Juliet Gilkes Romero’s timely play centres on a rising star politician on the eve of a general election

Things can only get better: The cast of Upper Cut
Things can only get better: The cast of Upper Cut
© Bob Workman
The Labour party's timeline snakes round the wall: Neil Kinnock on one side, Ed Miliband on the other; between them, Blair and Brown. The implication is obvious: in 30 years – 13 of them spent in power – Labour's back where it began: in the doldrums.

Juliet Gilkes Romero's play examines racial representation in Parliament over that period. Starting in 2012, with only 27 of 650 elected MPs coming from an ethnic minority background, Romero slowly rewinds to 1986, two years after the first four were elected. That she borrows her structure from Harold Pinter's Betrayal tells you everything you need to know.

Upper Cut charts the careers – backwards – of two black Labour politicians, Michael Powers (Akemnji Ndifornyen) and Karen Jackson (Emma Dennis-Edwards). Powers has risen to Deputy Leader, primarily by giving up his convictions for the sake of power, while Jackson has become a marginalised presence, thanks to her increasingly hard-line stance. Thirty years earlier, it was the other way round: Powers was the rebel, pushing all-black shortlists for parliamentary candidates; Jackson, the promising party-liner.

Romero retraces their respective relationships with the Labour leadership, specifically with gruff Northern cynic and party bigwig Barry Reid (Andrew Scarborough). While Michael – note his surname, incidentally – is courted, Jackson falls out of favour over her defence of a black family killed in an arson attack, the Silverton Twelve. All this is entangled with romance: like their Pinteresque counterpoints, the three politicians are involved in two long-running trysts.

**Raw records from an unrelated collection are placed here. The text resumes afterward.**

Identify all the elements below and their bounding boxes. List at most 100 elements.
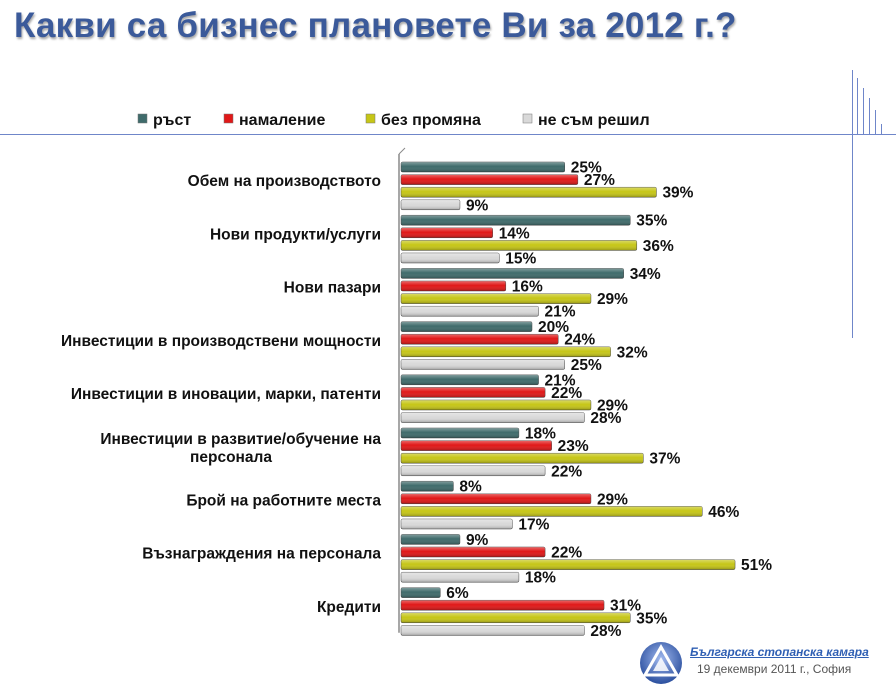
data-label: 22% xyxy=(551,545,582,562)
data-label: 20% xyxy=(538,319,569,336)
decor-bar-1 xyxy=(857,78,858,135)
decor-bar-2 xyxy=(863,88,864,135)
bar-shading xyxy=(401,465,546,476)
bar-shading xyxy=(401,387,546,398)
bar-shading xyxy=(401,306,539,317)
bar-shading xyxy=(401,374,539,385)
bar-shading xyxy=(401,412,585,423)
bar-shading xyxy=(401,559,736,570)
category-label: Кредити xyxy=(317,599,381,616)
bar-shading xyxy=(401,600,605,611)
data-label: 29% xyxy=(597,491,628,508)
bar-shading xyxy=(401,519,513,529)
page-title: Какви са бизнес плановете Ви за 2012 г.? xyxy=(14,6,737,45)
legend-label: не съм решил xyxy=(538,112,650,129)
bar-shading xyxy=(401,428,519,438)
data-label: 24% xyxy=(564,332,595,349)
decor-bar-3 xyxy=(869,98,870,135)
data-label: 28% xyxy=(590,410,621,427)
bar-shading xyxy=(401,334,559,345)
data-label: 22% xyxy=(551,385,582,402)
legend-swatch xyxy=(223,113,234,124)
data-label: 23% xyxy=(558,438,589,455)
bar-shading xyxy=(401,506,703,517)
data-label: 35% xyxy=(636,213,667,230)
decor-bar-4 xyxy=(875,110,876,135)
category-label: Нови пазари xyxy=(284,280,381,297)
data-label: 36% xyxy=(643,238,674,255)
decor-vertical-line xyxy=(852,70,853,338)
legend-label: без промяна xyxy=(381,112,481,129)
data-label: 9% xyxy=(466,532,489,549)
legend-label: ръст xyxy=(153,112,191,129)
bar-shading xyxy=(401,359,565,370)
data-label: 32% xyxy=(617,344,648,361)
data-label: 51% xyxy=(741,557,772,574)
bar-shading xyxy=(401,240,637,251)
data-label: 25% xyxy=(571,160,602,177)
data-label: 21% xyxy=(545,372,576,389)
bar-shading xyxy=(401,587,441,598)
category-label: Инвестиции в производствени мощности xyxy=(61,333,381,350)
bar-shading xyxy=(401,481,454,492)
data-label: 28% xyxy=(590,623,621,640)
bar-shading xyxy=(401,215,631,226)
data-label: 35% xyxy=(636,610,667,627)
bar-shading xyxy=(401,187,657,198)
category-label: Инвестиции в развитие/обучение на персона… xyxy=(100,431,381,466)
bar-shading xyxy=(401,493,591,504)
data-label: 39% xyxy=(662,185,693,202)
header-rule xyxy=(0,134,896,135)
bar-shading xyxy=(401,253,500,263)
bar-shading xyxy=(401,547,546,557)
bar-shading xyxy=(401,268,624,279)
bar-shading xyxy=(401,162,565,172)
bar-shading xyxy=(401,199,460,210)
footer-date: 19 декември 2011 г., София xyxy=(697,662,852,676)
category-label: Обем на производството xyxy=(188,173,381,190)
data-label: 29% xyxy=(597,398,628,415)
data-label: 15% xyxy=(505,251,536,268)
data-label: 31% xyxy=(610,598,641,615)
bar-shading xyxy=(401,440,552,451)
data-label: 9% xyxy=(466,197,489,214)
data-label: 14% xyxy=(499,225,530,242)
data-label: 21% xyxy=(545,304,576,321)
bar-shading xyxy=(401,293,591,304)
data-label: 16% xyxy=(512,279,543,296)
data-label: 17% xyxy=(518,517,549,534)
legend-swatch xyxy=(137,113,148,124)
bar-shading xyxy=(401,281,506,291)
category-label: Брой на работните места xyxy=(186,492,381,509)
legend-swatch xyxy=(365,113,376,124)
bar-shading xyxy=(401,534,460,545)
data-label: 6% xyxy=(446,585,469,602)
data-label: 8% xyxy=(459,479,482,496)
category-label: Възнаграждения на персонала xyxy=(142,546,381,563)
data-label: 29% xyxy=(597,291,628,308)
decor-bar-5 xyxy=(881,124,882,135)
axis-depth-top xyxy=(398,147,406,155)
data-label: 25% xyxy=(571,357,602,374)
bar-shading xyxy=(401,453,644,464)
footer-organization[interactable]: Българска стопанска камара xyxy=(690,645,869,659)
bar-shading xyxy=(401,625,585,636)
bar-shading xyxy=(401,321,532,332)
data-label: 22% xyxy=(551,463,582,480)
bar-shading xyxy=(401,227,493,238)
bar-shading xyxy=(401,612,631,623)
data-label: 18% xyxy=(525,426,556,443)
bar-shading xyxy=(401,346,611,357)
category-label: Нови продукти/услуги xyxy=(210,226,381,243)
data-label: 46% xyxy=(708,504,739,521)
category-label: Инвестиции в иновации, марки, патенти xyxy=(71,386,381,403)
organization-logo xyxy=(640,642,682,684)
legend-swatch xyxy=(522,113,533,124)
data-label: 27% xyxy=(584,172,615,189)
bar-shading xyxy=(401,572,519,583)
data-label: 34% xyxy=(630,266,661,283)
bar-shading xyxy=(401,174,578,185)
data-label: 18% xyxy=(525,570,556,587)
legend-label: намаление xyxy=(239,112,325,129)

'Romero's script has more U-turns than a decade of Blair government'

The message is clear: mainstream politics is built on betrayal. Romero pins down its catch 22; that making a difference requires a position of power, but securing that power means dropping most of one's differences. Progress is partial and the status quo survives. Just as New Labour dragged the Left right to win power, black politicians have dropped their insistence on equality. "Getting elected is a victory for our people," says Michael. "It's not enough," comes Karen's reply.

It's an important argument, neatly expressed, but, as drama, Upper Cut is awfully schematic, driven primarily by dramatic irony: insider becomes outsider and vice versa, tee-totallers turn into – what else? – borderline alcoholics. Romero's script has more U-turns than a decade of Blair government.

What does for the play, though, is its tangled timeline. Michael goes from militant outsider to Labour's Next Big Thing in the space of four months, while his South London accent melts into RP overnight. Equally, I struggled to believe that the two concurrent affairs would last so long, especially when both parties seem to do nothing but argue over their irreconcilable political differences.

Lottie Wakeham's nervy production snags on the script's edges. When not sparring like Newsnight opponents, Romero's characters are busy dropping clunky exposition. One even explains Live Aid: "Last summer – Bob Geldoff, Wembley?" That was meant to change things too.